Legal Profession: Racial Discrimination

(asked on 8th January 2024) - View Source

Question to the Ministry of Justice:

To ask the Secretary of State for Justice, with reference to the report by the University of Manchester entitled Racial Bias and the Bench, published in November 2022, whether his Department has made a recent assessment of the implications for its policies of the findings on the adequacy of the level of take-up of race training by legal professionals; and if he will take steps with the (a) Lady Chief Justice and (b) Chief Coroner to increase the take-up of this training.


Answered by
Mike Freer Portrait
Mike Freer
Parliamentary Under-Secretary (Ministry of Justice)
This question was answered on 11th January 2024

Everyone has a right to be confident in the justice system, regardless of their background. In 2023, the government published an update to the Inclusive Britain Strategy – our ambitious response to the Commission on Race and Ethnic Disparities Report – which included the important work we are doing to improve diversity in the judiciary and magistracy.

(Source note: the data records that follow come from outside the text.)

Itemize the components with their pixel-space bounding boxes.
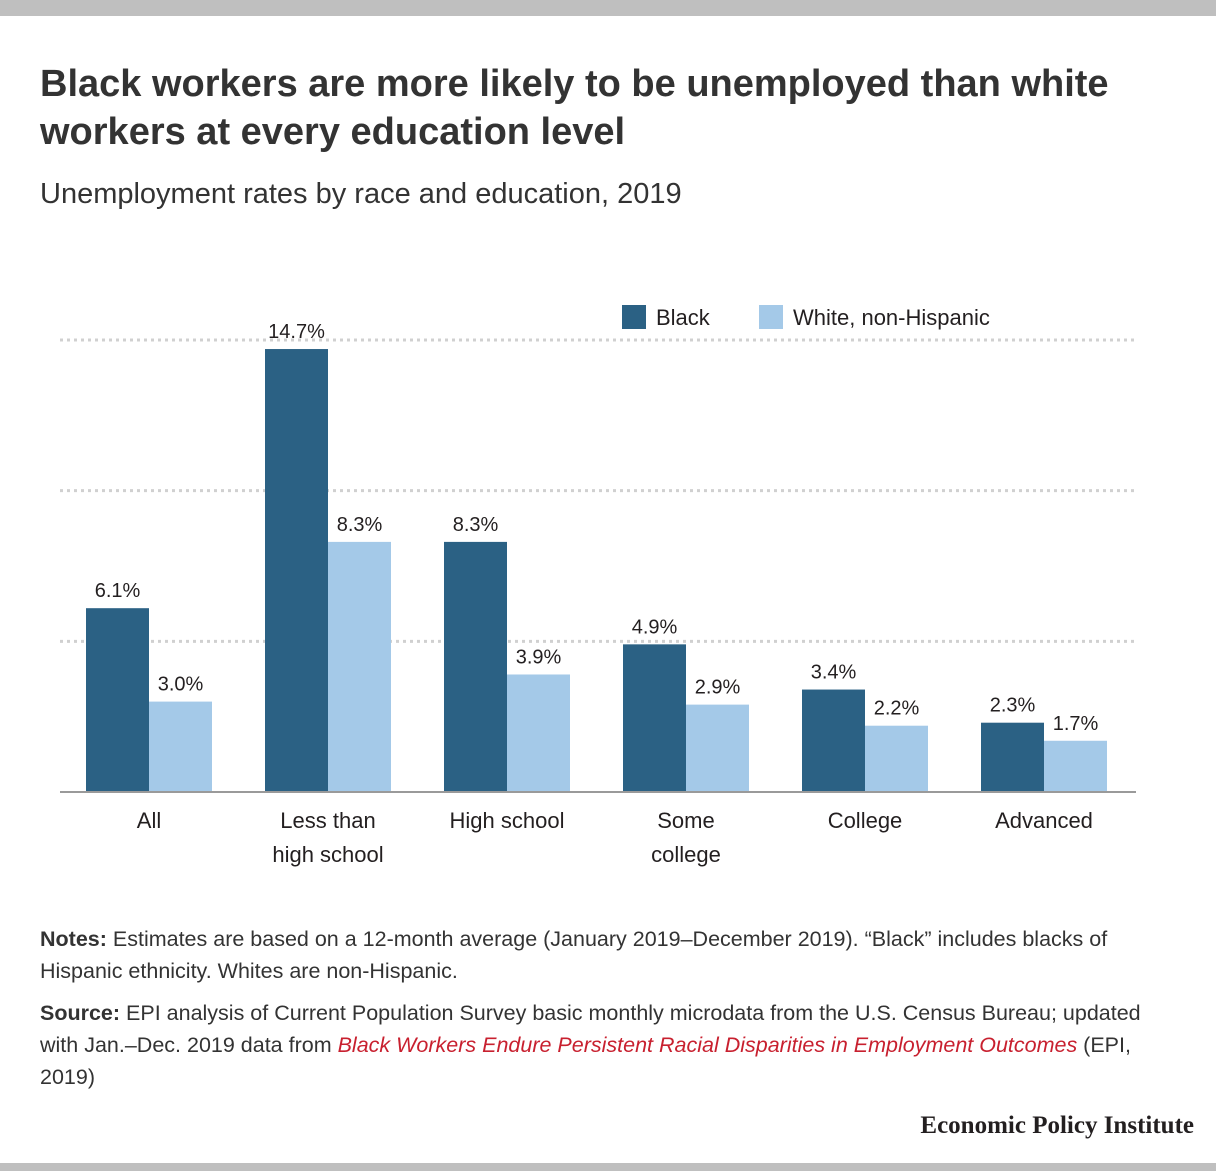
- source-text: EPI analysis of Current Population Surve…: [40, 1001, 1141, 1057]
- data-label: 2.3%: [990, 695, 1036, 717]
- bar-white: [1044, 740, 1107, 792]
- bar-black: [623, 644, 686, 792]
- category-label: Advanced: [995, 808, 1093, 833]
- source-report-link[interactable]: Black Workers Endure Persistent Racial D…: [337, 1033, 1078, 1057]
- bar-white: [507, 674, 570, 792]
- legend-swatch-black: [622, 305, 646, 329]
- bottom-border: [0, 1163, 1216, 1171]
- data-label: 14.7%: [268, 321, 325, 343]
- data-label: 2.9%: [695, 677, 741, 699]
- category-label: Some: [657, 808, 714, 833]
- epi-logo: Economic Policy Institute: [920, 1112, 1194, 1139]
- data-label: 8.3%: [337, 514, 383, 536]
- notes-label: Notes:: [40, 927, 107, 951]
- bar-white: [328, 541, 391, 792]
- category-label: Less than: [280, 808, 375, 833]
- bar-black: [444, 541, 507, 792]
- data-label: 3.9%: [516, 646, 562, 668]
- bar-white: [149, 701, 212, 792]
- data-label: 1.7%: [1053, 713, 1099, 735]
- data-label: 8.3%: [453, 514, 499, 536]
- source: Source: EPI analysis of Current Populati…: [40, 997, 1180, 1093]
- legend-label: Black: [656, 305, 711, 330]
- notes-text: Estimates are based on a 12-month averag…: [40, 927, 1108, 983]
- notes: Notes: Estimates are based on a 12-month…: [40, 923, 1180, 987]
- bar-black: [802, 689, 865, 792]
- top-border: [0, 0, 1216, 16]
- legend-label: White, non-Hispanic: [793, 305, 990, 330]
- source-suffix: (EPI, 2019): [40, 1033, 1131, 1089]
- bar-black: [981, 722, 1044, 792]
- data-label: 3.4%: [811, 662, 857, 684]
- source-label: Source:: [40, 1001, 121, 1025]
- legend-swatch-white: [759, 305, 783, 329]
- chart-subtitle: Unemployment rates by race and education…: [40, 178, 682, 210]
- category-label: High school: [450, 808, 565, 833]
- data-label: 4.9%: [632, 616, 678, 638]
- data-label: 3.0%: [158, 674, 204, 696]
- bar-black: [265, 349, 328, 792]
- bar-chart: 6.1% 3.0% All 14.7% 8.3% Less than high school…: [60, 305, 1136, 867]
- category-label: All: [137, 808, 161, 833]
- category-label: College: [828, 808, 903, 833]
- data-label: 6.1%: [95, 580, 141, 602]
- chart-title: Black workers are more likely to be unem…: [40, 63, 1109, 153]
- data-label: 2.2%: [874, 698, 920, 720]
- category-label: college: [651, 842, 721, 867]
- bar-black: [86, 608, 149, 792]
- category-label: high school: [272, 842, 383, 867]
- bar-white: [865, 725, 928, 792]
- bar-white: [686, 704, 749, 792]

To preserve the independence of the judiciary, the Lady Chief Justice, the Senior President of the Tribunals, and the Chief Coroner have statutory responsibility for judicial training, under the Constitutional Reform Act 2005, Tribunals, Courts and Enforcement Act 2007, and Coroners and Justice Act 2009 respectively, exercised through the Judicial College.

The legal profession in England and Wales is independent of Government. Legal professional training and statutory responsibility for encouraging a diverse legal profession sits with the approved regulators, overseen by the oversight regulator, the Legal Services Board.